In den vergangenen drei Monaten, so Austin, haben die USA mehr als 126 Haubitzen des Typs M77 geliefert. Er fügte hinzu: „Wir haben die Anzahl der Haubitzen für die Verteidiger der Ukraine um mehr als das 18-fache erhöht.“ Er ergänzte, dass 25 Langstreckenraketen, darunter auch HIMARS, in die Ukraine geschickt worden seien. Mark Milley, Vorsitzender der US-Generalstabschefs, prahlte damit, dass „die Ukrainer über 400 Ziele mit HIMARS getroffen haben.“

Während dieses Treffens gaben ukrainische Offizielle zu, dass die Serie von Angriffen auf die Krim im vergangenen Monat „erfolgreiche Raketenangriffe“ waren, was die Möglichkeit offen lässt, dass dabei die von den USA gelieferten HIMARS eingesetzt wurden.
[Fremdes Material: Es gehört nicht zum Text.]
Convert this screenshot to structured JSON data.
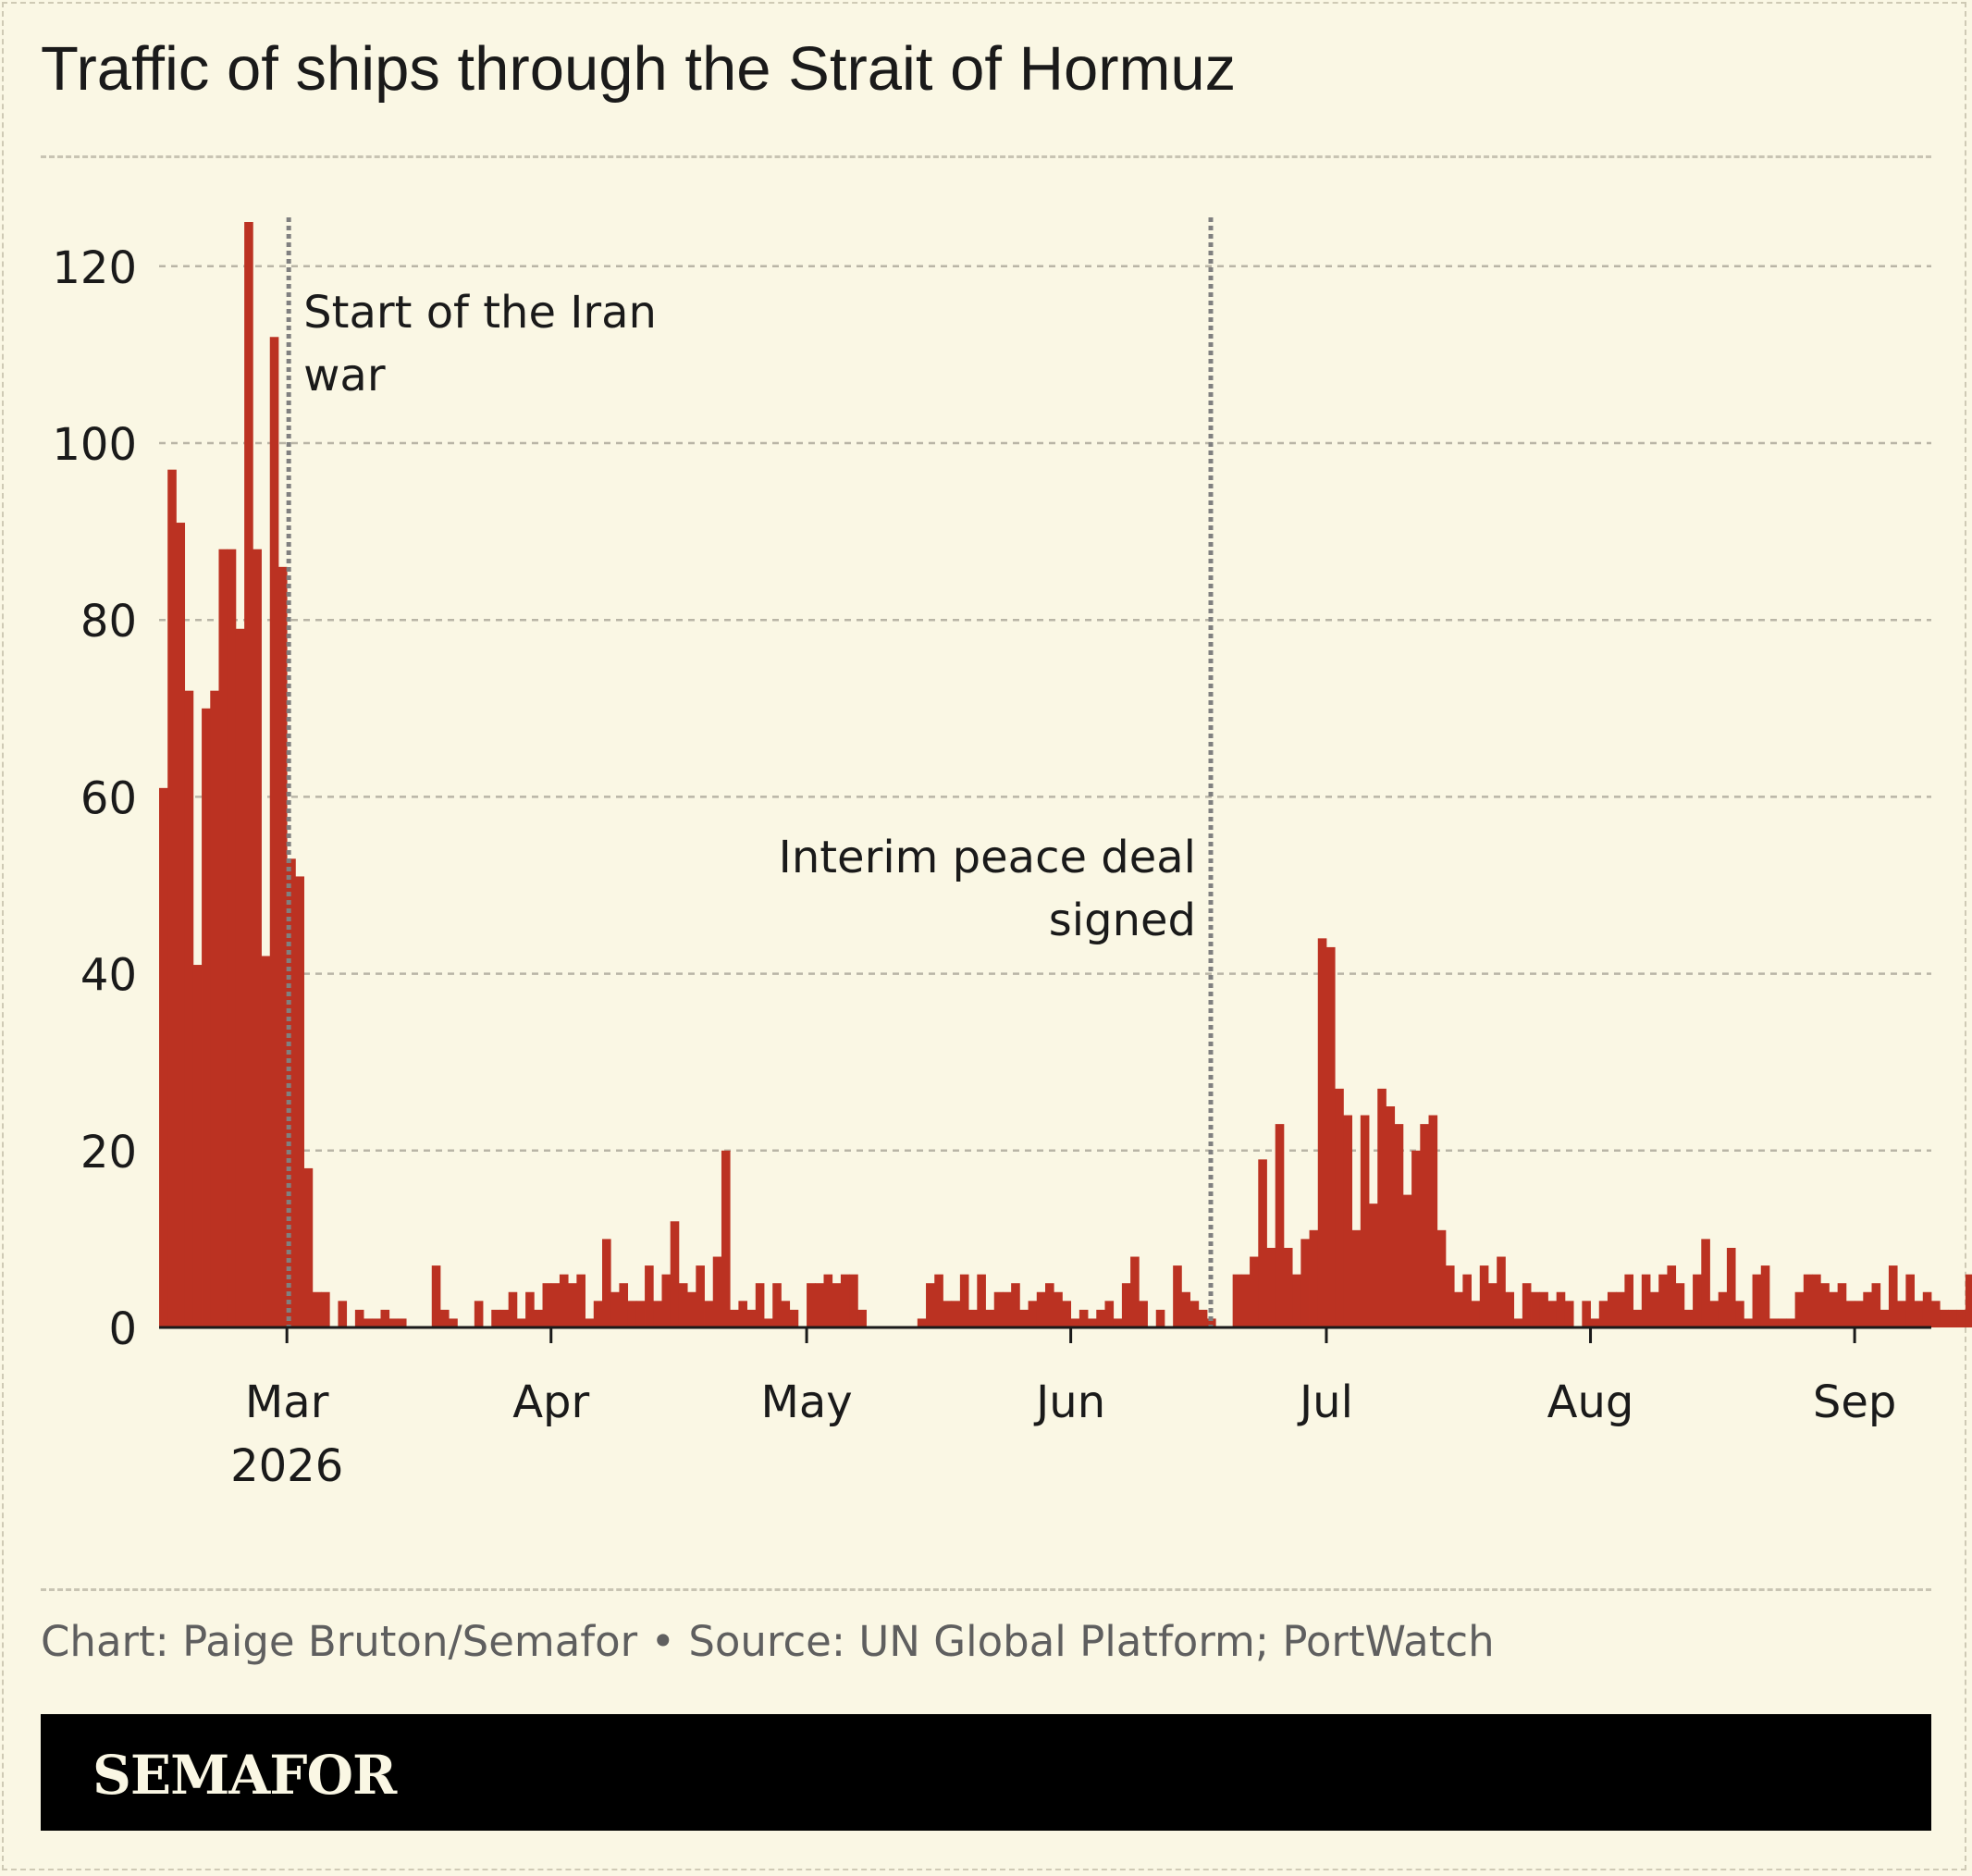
{
  "title": "Traffic of ships through the Strait of Hormuz",
  "credit": "Chart: Paige Bruton/Semafor • Source: UN Global Platform; PortWatch",
  "brand": "SEMAFOR",
  "colors": {
    "background": "#faf7e4",
    "bar": "#bb3222",
    "grid": "#b9b5a6",
    "annotation_line": "#808080",
    "text": "#1a1a1a"
  },
  "chart_data": {
    "type": "bar",
    "ylim": [
      0,
      125
    ],
    "yticks": [
      0,
      20,
      40,
      60,
      80,
      100,
      120
    ],
    "xlim": [
      "2026-02-14",
      "2026-09-10"
    ],
    "xticks": [
      {
        "date": "2026-03-01",
        "label": "Mar",
        "sublabel": "2026"
      },
      {
        "date": "2026-04-01",
        "label": "Apr"
      },
      {
        "date": "2026-05-01",
        "label": "May"
      },
      {
        "date": "2026-06-01",
        "label": "Jun"
      },
      {
        "date": "2026-07-01",
        "label": "Jul"
      },
      {
        "date": "2026-08-01",
        "label": "Aug"
      },
      {
        "date": "2026-09-01",
        "label": "Sep"
      }
    ],
    "grid": true,
    "annotations": [
      {
        "date": "2026-03-01",
        "lines": [
          "Start of the Iran",
          "war"
        ],
        "side": "right"
      },
      {
        "date": "2026-06-17",
        "lines": [
          "Interim peace deal",
          "signed"
        ],
        "side": "left"
      }
    ],
    "start_date": "2026-02-14",
    "values": [
      61,
      97,
      91,
      72,
      41,
      70,
      72,
      88,
      88,
      79,
      125,
      88,
      42,
      112,
      86,
      53,
      51,
      18,
      4,
      4,
      0,
      3,
      0,
      2,
      1,
      1,
      2,
      1,
      1,
      0,
      0,
      0,
      7,
      2,
      1,
      0,
      0,
      3,
      0,
      2,
      2,
      4,
      1,
      4,
      2,
      5,
      5,
      6,
      5,
      6,
      1,
      3,
      10,
      4,
      5,
      3,
      3,
      7,
      3,
      6,
      12,
      5,
      4,
      7,
      3,
      8,
      20,
      2,
      3,
      2,
      5,
      1,
      5,
      3,
      2,
      0,
      5,
      5,
      6,
      5,
      6,
      6,
      2,
      0,
      0,
      0,
      0,
      0,
      0,
      1,
      5,
      6,
      3,
      3,
      6,
      2,
      6,
      2,
      4,
      4,
      5,
      2,
      3,
      4,
      5,
      4,
      3,
      1,
      2,
      1,
      2,
      3,
      1,
      5,
      8,
      3,
      0,
      2,
      0,
      7,
      4,
      3,
      2,
      1,
      0,
      0,
      6,
      6,
      8,
      19,
      9,
      23,
      9,
      6,
      10,
      11,
      44,
      43,
      27,
      24,
      11,
      24,
      14,
      27,
      25,
      23,
      15,
      20,
      23,
      24,
      11,
      7,
      4,
      6,
      3,
      7,
      5,
      8,
      4,
      1,
      5,
      4,
      4,
      3,
      4,
      3,
      0,
      3,
      1,
      3,
      4,
      4,
      6,
      2,
      6,
      4,
      6,
      7,
      5,
      2,
      6,
      10,
      3,
      4,
      9,
      3,
      1,
      6,
      7,
      1,
      1,
      1,
      4,
      6,
      6,
      5,
      4,
      5,
      3,
      3,
      4,
      5,
      2,
      7,
      3,
      6,
      3,
      4,
      3,
      2,
      2,
      2,
      6
    ]
  }
}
Austin sagte, die Mission der USA verändere sich, und machte deutlich, dass das Ziel der USA darin bestehe, den Krieg so lange wie möglich in die Länge zu ziehen. Er versprach, „unsere Industriestandorte im Verteidigungssektor“ […] „auf lange Sicht zu verbessern“ – eine Formulierung, die er fünfmal wiederholte.

Damit schloss er sich den Worten des Nato-Generalsekretärs Jens Stoltenberg an. Dieser schrieb Anfang dieser Woche, dass die Nato „die grundlegendste Veränderung in der Abschreckung und Verteidigung der NATO seit dem Kalten Krieg“ vornehme. Dies geschehe jedoch um den Preis „steigender Energiepreise und Lebenshaltungskosten“ und der „Gefahr von Energieknappheit, Unterbrechungen der Versorgung und vielleicht sogar zivilen Unruhen.“

Der von den USA und den Nato-Mächten entfesselte Krieg ist gleichzeitig ein Krieg gegen die Arbeiterklasse: die der Ukraine und Russlands, Europas und der Vereinigten Staaten. Im Namen des „Kriegs gegen Putin“ führen die imperialistischen Mächte einen Krieg gegen die Arbeiter der Welt und erklären, dass sie Energierationierung, Lohneinbußen und sogar Hunger hinnehmen müssen.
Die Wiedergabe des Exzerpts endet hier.